Lombardy Venetia 1848-1849 In March 1848 Lombardy Venetia, which had been a part of the Austrian Empire since the Congress of Vienna, experienced widespread anti-Austrian uprisings. On March 18 the Milanese population rose against the Habsburg government and, after five days of intense street fighting, forced the Austrian marshal Radetzky and his troops to evacuate the city. While republican democrats played a leading role in the combat, the more conservative elements, the moderate aristocrats, dominated the Milanese provisional government created on March 22. In Venice a popular revolt (March 21-23) had driven the Austrians out, and Daniel Manin proclaimed a Venetian republic. Enthusiasm and support for the revolution spread throughout Lombardy-Venetia and all the major cities except Mantua and Verona liberated themselves and established town councils controlled by local aristocrats.

On March 23, after hesitations, King Charles Albert of Piedmont decided to send his army into Lombardy. While initially this conservative ruler did not want to associate himself with the Milanese revolutionaries, he later became fearful of a republican victory in neighboring Lombardy and by intervening hoped to control developments there. He also wanted to annex Lombardy to Piedmont, thus fulfilling an old Savoyard aspiration. On March 26 the Piedmontese forces entered Milan. Charles Albert's hesitations led, however, to a very indecisive military campaign and an opportunity to eliminate Radetzky's retreating army was missed. The Austrians withdrew to the Quadrilateral ring of fortresses in Mantua, Peschiera, Legnano and Verona where it could rest and wait for reinforcements.

The Milanese provisional government led by the moderate leader Count Gabrio Casati identified with the great landowners, noble and bourgeois, and was determined to protect their interests. The moderates were preoccupied with the strength of the popular movement both in the city of Milan and the countryside and made every effort to check it and undermine any influence of the democrats and republicans. Thus, peasants who supported the revolution and reached Milan in order to join the fighting forces were rejected and barred from the civic guard and ordered to return home. The formation of a central provisional government in Lombardy on April 8, replacing all the city governments, strengthened the moderates' grip on the political power.

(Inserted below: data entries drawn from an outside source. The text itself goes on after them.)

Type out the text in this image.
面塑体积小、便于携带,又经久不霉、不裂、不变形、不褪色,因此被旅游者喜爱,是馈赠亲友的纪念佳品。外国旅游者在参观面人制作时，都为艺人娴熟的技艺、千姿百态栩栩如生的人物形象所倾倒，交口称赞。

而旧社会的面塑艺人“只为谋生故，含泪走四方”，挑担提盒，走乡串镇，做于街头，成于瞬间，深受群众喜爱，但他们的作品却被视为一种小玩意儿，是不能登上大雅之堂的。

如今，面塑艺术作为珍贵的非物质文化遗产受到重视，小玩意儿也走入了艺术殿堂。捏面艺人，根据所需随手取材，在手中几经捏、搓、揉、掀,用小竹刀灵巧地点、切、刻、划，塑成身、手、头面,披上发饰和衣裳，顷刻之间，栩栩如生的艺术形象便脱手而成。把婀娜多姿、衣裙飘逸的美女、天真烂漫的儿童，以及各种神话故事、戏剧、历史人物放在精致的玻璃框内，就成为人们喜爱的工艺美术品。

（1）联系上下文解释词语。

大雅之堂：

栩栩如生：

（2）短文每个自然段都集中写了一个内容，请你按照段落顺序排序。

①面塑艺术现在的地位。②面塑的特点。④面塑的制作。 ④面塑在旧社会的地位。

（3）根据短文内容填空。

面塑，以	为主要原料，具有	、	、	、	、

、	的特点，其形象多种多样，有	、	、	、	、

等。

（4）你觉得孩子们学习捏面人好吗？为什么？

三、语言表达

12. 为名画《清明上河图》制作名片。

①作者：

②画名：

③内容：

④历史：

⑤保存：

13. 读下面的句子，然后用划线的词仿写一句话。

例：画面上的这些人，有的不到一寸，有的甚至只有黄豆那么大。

Meanwhile, the moderates and Piedmontese officials exerted pressure to merge Piedmont and Lombardy. The moderates viewed a union as a way to curb the republican threat. The republican camp, on the other hand, was divided on this issue. A group of republicans led by Carlo Cattaneo distrusted the Piedmontese monarch and opposed a fusion with Piedmont. Cattaneo was primarily concerned with the defense of political freedom of his own region and supported an independent Lombard republic tied with other Italian states on a federal basis. Another republican leader Giuseppe Mazzini, who had recently arrived in Milan from exile, advocated, on the other hand, accepting the moderates' line and joining forces with the Piedmontese to expel the Austrians out of Italy and achieve Italian unification. Unlike Cattaneo's group, Mazzini tended to accept the moderates' leadership for the time being and sacrifice temporarily his republican ideas if Charles Albert were to be fully committed to the struggle for Italian independence. Mazzini rejected a plan proposed by Cattaneo to overthrow the provisional government, replace it with a democratic government, and ask for French military aid. This divi sion further exacerbated therepublican weakness and their inability to challenge the moderates.

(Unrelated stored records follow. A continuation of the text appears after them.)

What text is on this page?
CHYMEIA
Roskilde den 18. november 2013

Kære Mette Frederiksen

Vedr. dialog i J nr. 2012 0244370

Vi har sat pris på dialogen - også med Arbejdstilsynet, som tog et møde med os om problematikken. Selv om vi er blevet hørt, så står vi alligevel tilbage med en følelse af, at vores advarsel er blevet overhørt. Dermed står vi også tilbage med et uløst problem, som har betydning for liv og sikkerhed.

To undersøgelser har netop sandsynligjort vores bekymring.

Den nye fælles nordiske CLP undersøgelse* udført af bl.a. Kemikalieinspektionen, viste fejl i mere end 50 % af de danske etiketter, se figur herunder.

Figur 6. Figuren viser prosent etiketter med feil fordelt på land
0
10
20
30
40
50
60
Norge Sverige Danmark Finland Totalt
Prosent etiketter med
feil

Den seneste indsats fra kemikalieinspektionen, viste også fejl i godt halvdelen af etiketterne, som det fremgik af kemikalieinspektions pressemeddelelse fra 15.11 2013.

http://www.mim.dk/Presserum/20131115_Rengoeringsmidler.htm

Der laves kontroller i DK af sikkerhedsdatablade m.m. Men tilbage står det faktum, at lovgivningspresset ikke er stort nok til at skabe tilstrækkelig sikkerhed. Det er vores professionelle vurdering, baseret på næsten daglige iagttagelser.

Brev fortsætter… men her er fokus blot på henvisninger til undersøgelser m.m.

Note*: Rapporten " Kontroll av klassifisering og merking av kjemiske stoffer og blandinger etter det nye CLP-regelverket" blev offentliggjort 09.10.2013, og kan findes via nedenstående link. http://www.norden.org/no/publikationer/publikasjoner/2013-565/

On May 29 a referendum on the union question was held in Lombardy, and a vast majority of 561,002 voters supported an immediate union while only 681 people voted for its postponement. In Venetia, which in early June came under attack by Radetzky's forces, a similar development took place. The Lombard provisional government had earlier proposed to convoke a united Lombard-Venetian constituent assembly which the more conservative town councils of Padova, Vicenza, Treviso, Rovigo forced Manin to accept. When Milan announced the referendum, these towns, alarmed by the rapid Austrian advancement in the Venetian terraferma, voted overwhelmingly for annexation without awaiting the convening of a constituent assembly. The Venetian republic remained isolated, watching helplessly as the Austrians were reoccupying the terraferma. An increasing number of republicans became convinced that only through uniting with Piedmont would Venice receive the necessary aid for its defense. On July 4 the newly established assembly of Venice approved the annexation.

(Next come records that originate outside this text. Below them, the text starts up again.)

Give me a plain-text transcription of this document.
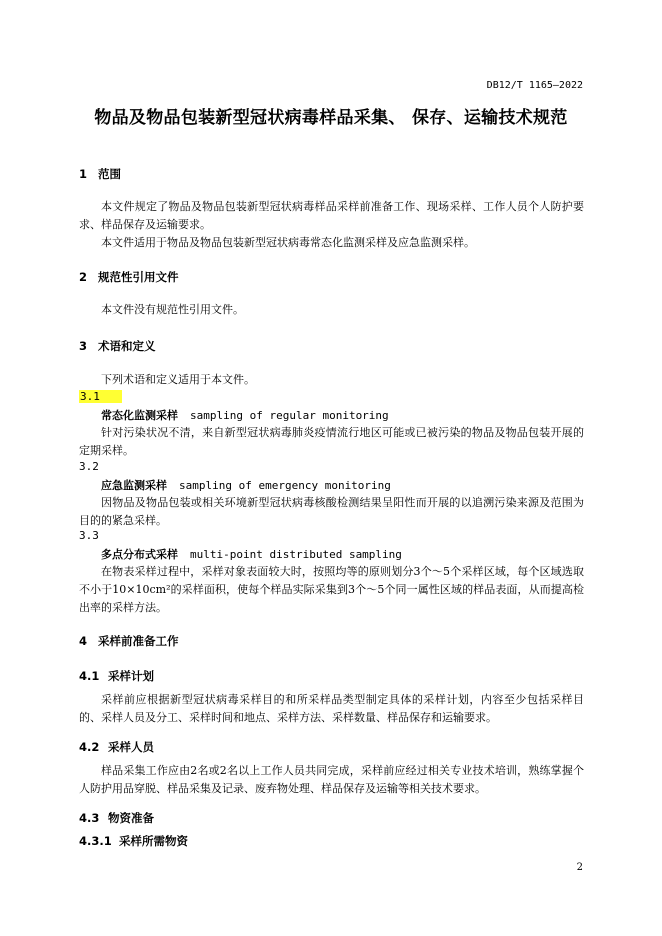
DB12/T 1165—2022
物品及物品包装新型冠状病毒样品采集、 保存、运输技术规范
1 范围

本文件规定了物品及物品包装新型冠状病毒样品采样前准备工作、现场采样、工作人员个人防护要求、样品保存及运输要求。

本文件适用于物品及物品包装新型冠状病毒常态化监测采样及应急监测采样。

2 规范性引用文件

本文件没有规范性引用文件。

3 术语和定义

下列术语和定义适用于本文件。

3.1
常态化监测采样 sampling of regular monitoring

针对污染状况不清，来自新型冠状病毒肺炎疫情流行地区可能或已被污染的物品及物品包装开展的定期采样。

3.2
应急监测采样 sampling of emergency monitoring

因物品及物品包装或相关环境新型冠状病毒核酸检测结果呈阳性而开展的以追溯污染来源及范围为目的的紧急采样。

3.3
多点分布式采样 multi-point distributed sampling

在物表采样过程中，采样对象表面较大时，按照均等的原则划分3个～5个采样区域，每个区域选取不小于10×10cm²的采样面积，使每个样品实际采集到3个～5个同一属性区域的样品表面，从而提高检出率的采样方法。

4 采样前准备工作
4.1 采样计划

采样前应根据新型冠状病毒采样目的和所采样品类型制定具体的采样计划，内容至少包括采样目的、采样人员及分工、采样时间和地点、采样方法、采样数量、样品保存和运输要求。

4.2 采样人员

样品采集工作应由2名或2名以上工作人员共同完成，采样前应经过相关专业技术培训，熟练掌握个人防护用品穿脱、样品采集及记录、废弃物处理、样品保存及运输等相关技术要求。

4.3 物资准备
4.3.1 采样所需物资
2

Piedmont's territorial expansion was, however, very short lived. In June Marshal Radetzky, with the help of reinforcements, was able to capture all of Venetia aside from Osoppo and Venice and made preparation to enter Lombardy. Charles Albert, on the other hand, had no real plan of action; his army was ill supplied and led by poor officers. In July Radetzky received another 20,000 soldiers and was superior to his opponents in army size and firepower. As he advanced, Radetzky was welcomed by many peasants who were disillusioned with the provisional government which kept some of the heaviest taxes and imposed on them a greater burden of the war costs than on the great landowners. Requisitions by the Piedmontese army and an extension of conscription in June and July only increased the peasants' alienation from the authorities and a new shout, 'Viva Radetzky' could be heard.

On July 22 Radetzky attacked the Piedmontese forces and, after five days of fighting, defeated them in the battle of Custoza. The Piedmontese fell back to Milan whose population, fearing that Charles Albert would abandon them, tried to organize a resistance. Though the king promised to defend the city, his army was too demoralized and disorganized to fight and retreated to Piedmont together with tens of thousands of Lombard refugees. On August 7, Radetzky's Troops entered Milan. The defeat at Custoza effectively eliminated the union of Piedmont and Venice. Throughout the winter of 1848-1849 Venice was blockaded by the Austrians. In March 1849 the Piedmontese government renewed the hostilities with Austria but was defeated decisively at the battle of Novara after less than a week of fighting and had to seek peace. Following Novara, the Austrians appealed to Venice to surrender but the Venetians refused. In the long run, however, Venice could not resist; the Austrians bombarded it, supplies ran short, famine spread, and epidemics broke out. After some negotiations, the city surrendered on August 22, 1849, and Manin and other leaders were allowed to leave. The 1848-1849 revolutionary period in Italy was over.
Alexander Grab


Bibliography

G.F.H. Berkeley, Italy in the Making Cambridge: Cambridge University Press, 1940, III.

Giorgio Candeloro, Storia dell'Italia moderna. La rivoluzione nazionale Milan, Feltrinelli, 1975, III.

Franco della Peruta, "I contadini nella rivoluzione lombarda del 1848", in Democrazia e socialismo nel Risorgimento, Rome: Riunite, 1973, 59-108.

Paul Ginsborg, Daniel Manin and the Venetian Revolution of 1848-49 London, New York: Cambridge University Press, 1979.

Alan Sked, The Survival of the Habsburg Empire: Radetzky, the Imperial Army and the Class War 1848 London and New York, 1979.